If you inspect the file of geocoded addresses, you'll see there are lots of potentially useful geographic features returned. However, we don't need all these columns for our purposes here.  
  
We really only want the ID to merge the dataframe to the original schools dataframe, the input address to double check that the merge worked correctly, the match type and matched address to confirm the input address was correctly geocoded and, of course, the latitude and longitude.

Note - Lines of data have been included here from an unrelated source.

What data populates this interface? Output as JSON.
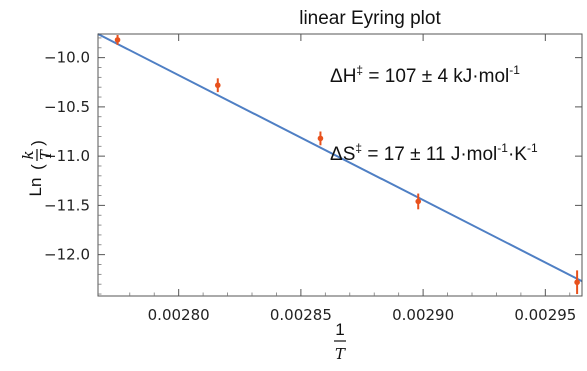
{
  "chart_data": {
    "type": "scatter",
    "title": "linear Eyring plot",
    "xlabel": {
      "numerator": "1",
      "denominator": "T"
    },
    "ylabel": {
      "prefix": "Ln",
      "numerator": "k",
      "denominator": "T"
    },
    "xlim": [
      0.002767,
      0.002965
    ],
    "ylim": [
      -12.42,
      -9.76
    ],
    "x_ticks": [
      0.0028,
      0.00285,
      0.0029,
      0.00295
    ],
    "x_tick_labels": [
      "0.00280",
      "0.00285",
      "0.00290",
      "0.00295"
    ],
    "y_ticks": [
      -10.0,
      -10.5,
      -11.0,
      -11.5,
      -12.0
    ],
    "y_tick_labels": [
      "−10.0",
      "−10.5",
      "−11.0",
      "−11.5",
      "−12.0"
    ],
    "grid": false,
    "series": [
      {
        "type": "scatter",
        "color": "#e8511c",
        "x": [
          0.002775,
          0.002816,
          0.002858,
          0.002898,
          0.002963
        ],
        "y": [
          -9.82,
          -10.28,
          -10.82,
          -11.46,
          -12.28
        ],
        "yerr": [
          0.05,
          0.07,
          0.07,
          0.08,
          0.12
        ]
      },
      {
        "type": "line",
        "color": "#4f7fc4",
        "x": [
          0.002767,
          0.002965
        ],
        "y": [
          -9.76,
          -12.27
        ]
      }
    ],
    "annotations": [
      {
        "lines": [
          {
            "text": "ΔH",
            "sup": false
          },
          {
            "text": "‡",
            "sup": true
          },
          {
            "text": " = 107 ± 4 kJ·mol",
            "sup": false
          },
          {
            "text": "-1",
            "sup": true
          }
        ]
      },
      {
        "lines": [
          {
            "text": "ΔS",
            "sup": false
          },
          {
            "text": "‡",
            "sup": true
          },
          {
            "text": " = 17 ± 11 J·mol",
            "sup": false
          },
          {
            "text": "-1",
            "sup": true
          },
          {
            "text": "·K",
            "sup": false
          },
          {
            "text": "-1",
            "sup": true
          }
        ]
      }
    ]
  }
}
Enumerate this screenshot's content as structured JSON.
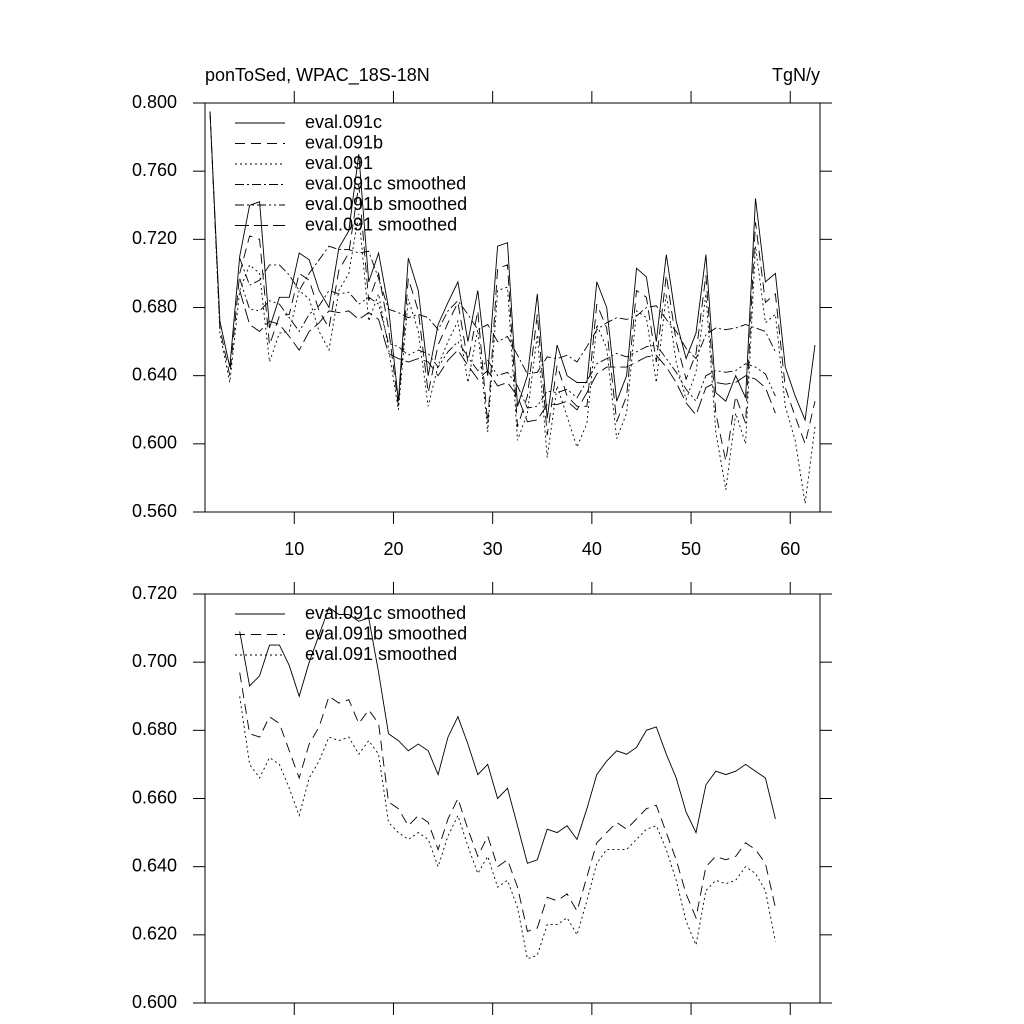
{
  "chart_data": [
    {
      "type": "line",
      "title": "ponToSed, WPAC_18S-18N",
      "right_title": "TgN/y",
      "xlim": [
        1,
        63
      ],
      "xticks": [
        10,
        20,
        30,
        40,
        50,
        60
      ],
      "ylim": [
        0.56,
        0.8
      ],
      "yticks": [
        {
          "value": 0.56,
          "label": "0.560"
        },
        {
          "value": 0.6,
          "label": "0.600"
        },
        {
          "value": 0.64,
          "label": "0.640"
        },
        {
          "value": 0.68,
          "label": "0.680"
        },
        {
          "value": 0.72,
          "label": "0.720"
        },
        {
          "value": 0.76,
          "label": "0.760"
        },
        {
          "value": 0.8,
          "label": "0.800"
        }
      ],
      "x": [
        1.5,
        2.5,
        3.5,
        4.5,
        5.5,
        6.5,
        7.5,
        8.5,
        9.5,
        10.5,
        11.5,
        12.5,
        13.5,
        14.5,
        15.5,
        16.5,
        17.5,
        18.5,
        19.5,
        20.5,
        21.5,
        22.5,
        23.5,
        24.5,
        25.5,
        26.5,
        27.5,
        28.5,
        29.5,
        30.5,
        31.5,
        32.5,
        33.5,
        34.5,
        35.5,
        36.5,
        37.5,
        38.5,
        39.5,
        40.5,
        41.5,
        42.5,
        43.5,
        44.5,
        45.5,
        46.5,
        47.5,
        48.5,
        49.5,
        50.5,
        51.5,
        52.5,
        53.5,
        54.5,
        55.5,
        56.5,
        57.5,
        58.5,
        59.5,
        60.5,
        61.5,
        62.5
      ],
      "series": [
        {
          "name": "eval.091c",
          "color": "#000000",
          "dash": "solid",
          "values": [
            0.795,
            0.672,
            0.645,
            0.71,
            0.74,
            0.742,
            0.668,
            0.686,
            0.686,
            0.712,
            0.708,
            0.69,
            0.68,
            0.715,
            0.725,
            0.77,
            0.695,
            0.712,
            0.68,
            0.625,
            0.709,
            0.69,
            0.64,
            0.67,
            0.683,
            0.695,
            0.66,
            0.69,
            0.64,
            0.716,
            0.718,
            0.622,
            0.64,
            0.688,
            0.615,
            0.658,
            0.64,
            0.636,
            0.636,
            0.695,
            0.68,
            0.625,
            0.64,
            0.703,
            0.698,
            0.66,
            0.711,
            0.672,
            0.65,
            0.665,
            0.711,
            0.63,
            0.625,
            0.64,
            0.627,
            0.744,
            0.695,
            0.7,
            0.645,
            0.628,
            0.614,
            0.658
          ]
        },
        {
          "name": "eval.091b",
          "color": "#000000",
          "dash": "dashed",
          "values": [
            0.795,
            0.668,
            0.64,
            0.7,
            0.722,
            0.72,
            0.658,
            0.675,
            0.676,
            0.7,
            0.696,
            0.678,
            0.668,
            0.702,
            0.712,
            0.752,
            0.684,
            0.7,
            0.668,
            0.622,
            0.697,
            0.678,
            0.63,
            0.658,
            0.671,
            0.683,
            0.648,
            0.678,
            0.612,
            0.703,
            0.705,
            0.61,
            0.628,
            0.676,
            0.605,
            0.646,
            0.628,
            0.622,
            0.622,
            0.682,
            0.668,
            0.613,
            0.628,
            0.69,
            0.686,
            0.648,
            0.699,
            0.66,
            0.638,
            0.653,
            0.699,
            0.618,
            0.59,
            0.628,
            0.612,
            0.73,
            0.683,
            0.688,
            0.633,
            0.616,
            0.6,
            0.625
          ]
        },
        {
          "name": "eval.091",
          "color": "#000000",
          "dash": "dotted",
          "values": [
            0.795,
            0.665,
            0.636,
            0.69,
            0.705,
            0.7,
            0.648,
            0.665,
            0.666,
            0.69,
            0.685,
            0.666,
            0.655,
            0.69,
            0.7,
            0.735,
            0.672,
            0.688,
            0.656,
            0.62,
            0.685,
            0.666,
            0.622,
            0.646,
            0.66,
            0.672,
            0.636,
            0.667,
            0.607,
            0.69,
            0.692,
            0.602,
            0.618,
            0.664,
            0.592,
            0.634,
            0.616,
            0.598,
            0.612,
            0.67,
            0.656,
            0.603,
            0.618,
            0.678,
            0.674,
            0.636,
            0.688,
            0.648,
            0.626,
            0.642,
            0.688,
            0.607,
            0.573,
            0.618,
            0.6,
            0.716,
            0.671,
            0.676,
            0.622,
            0.602,
            0.565,
            0.61
          ]
        },
        {
          "name": "eval.091c smoothed",
          "color": "#000000",
          "dash": "dashdot",
          "x": [
            4.5,
            5.5,
            6.5,
            7.5,
            8.5,
            9.5,
            10.5,
            11.5,
            12.5,
            13.5,
            14.5,
            15.5,
            16.5,
            17.5,
            18.5,
            19.5,
            20.5,
            21.5,
            22.5,
            23.5,
            24.5,
            25.5,
            26.5,
            27.5,
            28.5,
            29.5,
            30.5,
            31.5,
            32.5,
            33.5,
            34.5,
            35.5,
            36.5,
            37.5,
            38.5,
            39.5,
            40.5,
            41.5,
            42.5,
            43.5,
            44.5,
            45.5,
            46.5,
            47.5,
            48.5,
            49.5,
            50.5,
            51.5,
            52.5,
            53.5,
            54.5,
            55.5,
            56.5,
            57.5,
            58.5
          ],
          "values": [
            0.709,
            0.693,
            0.696,
            0.705,
            0.705,
            0.699,
            0.69,
            0.7,
            0.708,
            0.716,
            0.714,
            0.714,
            0.712,
            0.713,
            0.697,
            0.679,
            0.677,
            0.674,
            0.676,
            0.674,
            0.667,
            0.678,
            0.684,
            0.676,
            0.667,
            0.67,
            0.66,
            0.663,
            0.652,
            0.641,
            0.642,
            0.651,
            0.65,
            0.652,
            0.648,
            0.657,
            0.667,
            0.671,
            0.674,
            0.673,
            0.675,
            0.68,
            0.681,
            0.673,
            0.666,
            0.656,
            0.65,
            0.664,
            0.668,
            0.667,
            0.668,
            0.67,
            0.668,
            0.666,
            0.654
          ]
        },
        {
          "name": "eval.091b smoothed",
          "color": "#000000",
          "dash": "dashdotdot",
          "x": [
            4.5,
            5.5,
            6.5,
            7.5,
            8.5,
            9.5,
            10.5,
            11.5,
            12.5,
            13.5,
            14.5,
            15.5,
            16.5,
            17.5,
            18.5,
            19.5,
            20.5,
            21.5,
            22.5,
            23.5,
            24.5,
            25.5,
            26.5,
            27.5,
            28.5,
            29.5,
            30.5,
            31.5,
            32.5,
            33.5,
            34.5,
            35.5,
            36.5,
            37.5,
            38.5,
            39.5,
            40.5,
            41.5,
            42.5,
            43.5,
            44.5,
            45.5,
            46.5,
            47.5,
            48.5,
            49.5,
            50.5,
            51.5,
            52.5,
            53.5,
            54.5,
            55.5,
            56.5,
            57.5,
            58.5
          ],
          "values": [
            0.697,
            0.679,
            0.678,
            0.684,
            0.682,
            0.674,
            0.666,
            0.676,
            0.681,
            0.69,
            0.688,
            0.689,
            0.682,
            0.686,
            0.682,
            0.659,
            0.657,
            0.652,
            0.655,
            0.653,
            0.645,
            0.654,
            0.66,
            0.651,
            0.643,
            0.649,
            0.64,
            0.642,
            0.634,
            0.621,
            0.622,
            0.631,
            0.63,
            0.632,
            0.627,
            0.637,
            0.647,
            0.65,
            0.653,
            0.651,
            0.654,
            0.657,
            0.658,
            0.65,
            0.642,
            0.632,
            0.625,
            0.64,
            0.643,
            0.642,
            0.643,
            0.647,
            0.645,
            0.641,
            0.628
          ]
        },
        {
          "name": "eval.091 smoothed",
          "color": "#000000",
          "dash": "longdash",
          "x": [
            4.5,
            5.5,
            6.5,
            7.5,
            8.5,
            9.5,
            10.5,
            11.5,
            12.5,
            13.5,
            14.5,
            15.5,
            16.5,
            17.5,
            18.5,
            19.5,
            20.5,
            21.5,
            22.5,
            23.5,
            24.5,
            25.5,
            26.5,
            27.5,
            28.5,
            29.5,
            30.5,
            31.5,
            32.5,
            33.5,
            34.5,
            35.5,
            36.5,
            37.5,
            38.5,
            39.5,
            40.5,
            41.5,
            42.5,
            43.5,
            44.5,
            45.5,
            46.5,
            47.5,
            48.5,
            49.5,
            50.5,
            51.5,
            52.5,
            53.5,
            54.5,
            55.5,
            56.5,
            57.5,
            58.5
          ],
          "values": [
            0.69,
            0.67,
            0.666,
            0.672,
            0.67,
            0.663,
            0.655,
            0.666,
            0.671,
            0.678,
            0.677,
            0.678,
            0.673,
            0.677,
            0.673,
            0.653,
            0.65,
            0.648,
            0.65,
            0.648,
            0.64,
            0.649,
            0.655,
            0.646,
            0.638,
            0.643,
            0.634,
            0.636,
            0.628,
            0.613,
            0.614,
            0.623,
            0.623,
            0.625,
            0.62,
            0.63,
            0.641,
            0.645,
            0.645,
            0.645,
            0.648,
            0.651,
            0.652,
            0.645,
            0.636,
            0.624,
            0.617,
            0.633,
            0.636,
            0.635,
            0.636,
            0.64,
            0.638,
            0.633,
            0.618
          ]
        }
      ]
    },
    {
      "type": "line",
      "xlim": [
        1,
        63
      ],
      "xticks": [
        10,
        20,
        30,
        40,
        50,
        60
      ],
      "ylim": [
        0.6,
        0.72
      ],
      "yticks": [
        {
          "value": 0.6,
          "label": "0.600"
        },
        {
          "value": 0.62,
          "label": "0.620"
        },
        {
          "value": 0.64,
          "label": "0.640"
        },
        {
          "value": 0.66,
          "label": "0.660"
        },
        {
          "value": 0.68,
          "label": "0.680"
        },
        {
          "value": 0.7,
          "label": "0.700"
        },
        {
          "value": 0.72,
          "label": "0.720"
        }
      ],
      "x": [
        4.5,
        5.5,
        6.5,
        7.5,
        8.5,
        9.5,
        10.5,
        11.5,
        12.5,
        13.5,
        14.5,
        15.5,
        16.5,
        17.5,
        18.5,
        19.5,
        20.5,
        21.5,
        22.5,
        23.5,
        24.5,
        25.5,
        26.5,
        27.5,
        28.5,
        29.5,
        30.5,
        31.5,
        32.5,
        33.5,
        34.5,
        35.5,
        36.5,
        37.5,
        38.5,
        39.5,
        40.5,
        41.5,
        42.5,
        43.5,
        44.5,
        45.5,
        46.5,
        47.5,
        48.5,
        49.5,
        50.5,
        51.5,
        52.5,
        53.5,
        54.5,
        55.5,
        56.5,
        57.5,
        58.5
      ],
      "series": [
        {
          "name": "eval.091c smoothed",
          "color": "#000000",
          "dash": "solid",
          "values": [
            0.709,
            0.693,
            0.696,
            0.705,
            0.705,
            0.699,
            0.69,
            0.7,
            0.708,
            0.716,
            0.714,
            0.714,
            0.712,
            0.713,
            0.697,
            0.679,
            0.677,
            0.674,
            0.676,
            0.674,
            0.667,
            0.678,
            0.684,
            0.676,
            0.667,
            0.67,
            0.66,
            0.663,
            0.652,
            0.641,
            0.642,
            0.651,
            0.65,
            0.652,
            0.648,
            0.657,
            0.667,
            0.671,
            0.674,
            0.673,
            0.675,
            0.68,
            0.681,
            0.673,
            0.666,
            0.656,
            0.65,
            0.664,
            0.668,
            0.667,
            0.668,
            0.67,
            0.668,
            0.666,
            0.654
          ]
        },
        {
          "name": "eval.091b smoothed",
          "color": "#000000",
          "dash": "dashed",
          "values": [
            0.697,
            0.679,
            0.678,
            0.684,
            0.682,
            0.674,
            0.666,
            0.676,
            0.681,
            0.69,
            0.688,
            0.689,
            0.682,
            0.686,
            0.682,
            0.659,
            0.657,
            0.652,
            0.655,
            0.653,
            0.645,
            0.654,
            0.66,
            0.651,
            0.643,
            0.649,
            0.64,
            0.642,
            0.634,
            0.621,
            0.622,
            0.631,
            0.63,
            0.632,
            0.627,
            0.637,
            0.647,
            0.65,
            0.653,
            0.651,
            0.654,
            0.657,
            0.658,
            0.65,
            0.642,
            0.632,
            0.625,
            0.64,
            0.643,
            0.642,
            0.643,
            0.647,
            0.645,
            0.641,
            0.628
          ]
        },
        {
          "name": "eval.091 smoothed",
          "color": "#000000",
          "dash": "dotted",
          "values": [
            0.69,
            0.67,
            0.666,
            0.672,
            0.67,
            0.663,
            0.655,
            0.666,
            0.671,
            0.678,
            0.677,
            0.678,
            0.673,
            0.677,
            0.673,
            0.653,
            0.65,
            0.648,
            0.65,
            0.648,
            0.64,
            0.649,
            0.655,
            0.646,
            0.638,
            0.643,
            0.634,
            0.636,
            0.628,
            0.613,
            0.614,
            0.623,
            0.623,
            0.625,
            0.62,
            0.63,
            0.641,
            0.645,
            0.645,
            0.645,
            0.648,
            0.651,
            0.652,
            0.645,
            0.636,
            0.624,
            0.617,
            0.633,
            0.636,
            0.635,
            0.636,
            0.64,
            0.638,
            0.633,
            0.618
          ]
        }
      ]
    }
  ]
}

We'll also have to specify names for the columns we will be importing since the csv file lacks a header row.

In [8]:
geocoded_addresses = pd.read_csv('data/geocoded_addresses.csv', usecols=[0,1,3,4,5,6], 
                               names=['id','input_address','match','match_type','matched_address','latitude','longitude','side','state','county','tract','block']
                              )
geocoded_addresses.head()

Unnamed: 0,id,input_address,match_type,matched_address,latitude,longitude
0,35,"9028 Westmore Road, San Diego, CA, 92126",Exact,"9028 WESTMORE RD, SAN DIEGO, CA, 92126","-117.13123,32.916565",195318950.0
1,36,"484 Vista Place, Chula Vista, CA, 91910",Exact,"484 VISTA PL, CHULA VISTA, CA, 91910","-117.06671,32.637478",195356871.0
2,33,"1114 Ninth Avenue, Coronado, CA, 92118",Non_Exact,"1114 9TH ST, CORONADO, CA, 92118","-117.17879,32.687214",636006778.0
3,159,"4786 Caminito Borrego, San Diego, CA, 92130",,,,
4,34,"7929 La Mesa Boulevard, La Mesa, CA, 91942",Exact,"7929 LA MESA BLVD, LA MESA, CA, 91942","-117.02656,32.764984",195359317.0


And now we can merge the dataframe of geocoded addresses with the original schools dataframe that contains the CDS code and name for each school.

In [9]:
geocoded_schools = pd.merge(schools, geocoded_addresses, left_index=True, right_on='id')
geocoded_schools.drop('id', axis=1, inplace=True) # Drop the id column as we no longer need it post-merge
geocoded_schools.head()

Unnamed: 0,cds_code,school,street,city,state,zip,input_address,match_type,matched_address,latitude,longitude
51,37768520000000.0,Academia de Talar,31430 Calle de Talar,Bonsall,CA,92003,"31430 Calle de Talar, Bonsall, CA, 92003",Non_Exact,"31430 CLL DE TALAR, BONSALL, CA, 92003","-117.168106,33.28461",195742062.0
49,,Academy of Future Men,5444 Mandarin Cove,San Diego,CA,92115,"5444 Mandarin Cove, San Diego, CA, 92115",Exact,"5444 MANDARIN COVE, SAN DIEGO, CA, 92115","-117.07778,32.75263",612897107.0
46,37683390000000.0,Academy of Our Lady of Peace,4860 Oregon Street,San Diego,CA,92116,"4860 Oregon Street, San Diego, CA, 92116",Exact,"4860 OREGON ST, SAN DIEGO, CA, 92116","-117.135155,32.765354",195345213.0
44,,"Accelerated Academics, Inc.","6120 Paseo Del North, Suite L1",Carlsbad,CA,92011,"6120 Paseo Del North, Suite L1, Carlsbad, CA, ...",,,,
59,37756150000000.0,Agnus Dei Academy,30639 Rabbit Run,Valley Center,CA,92082,"30639 Rabbit Run, Valley Center, CA, 92082",Exact,"30639 RABBIT RUN, VALLEY CENTER, CA, 92082","-117.00871,33.263508",195385805.0


And there you have it: a dataframe of geocoded private schools in San Diego County.